Rebekka war sehr freundlich, sehr liebevoll und gerührt, erwiderte die zärtlichen Angebote der Briggs mit heißer Dankbarkeit, gestand ein, dass eine geheime Liebe im Spiele sei, ein köstliches Geheimnis. Wie schade, dass Miss Briggs nicht eine halbe Minute länger am Schlüsselloch geblieben war! Vielleicht hätte Rebekka mehr gesagt. Miss Briggs war kaum fünf Minuten in Rebekkas Zimmer, als Miss Crawley – eine unerhörte Ehre – selbst erschien. Ihre Ungeduld hatte sie überwältigt.

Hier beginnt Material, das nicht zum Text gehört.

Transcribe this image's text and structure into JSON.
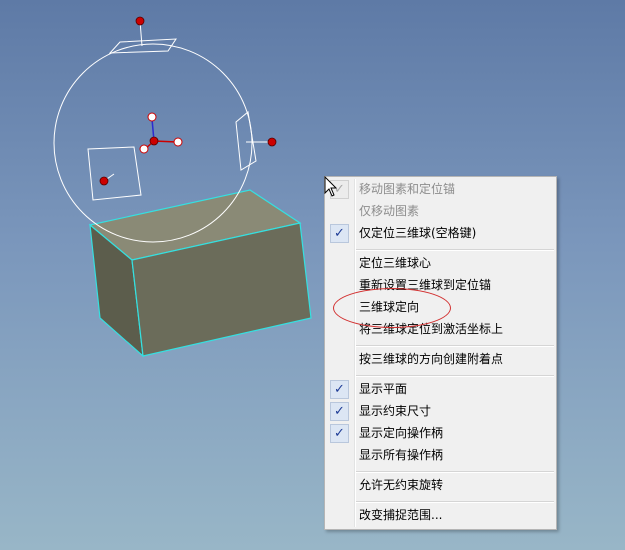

Sie konnte nicht die langsamen Operationen ihrer Gesandten abwarten; nun kam sie in höchsteigener Person und hieß die Briggs hinausgehen. Nachdem sie Rebekka ihre Befriedigung über ihr Benehmen ausgedrückt hatte, fragte sie nach Einzelheiten der Unterredung und allem Vorangegangenen, was zu dem erstaunlichen Angebot Sir Pitts geführt hatte.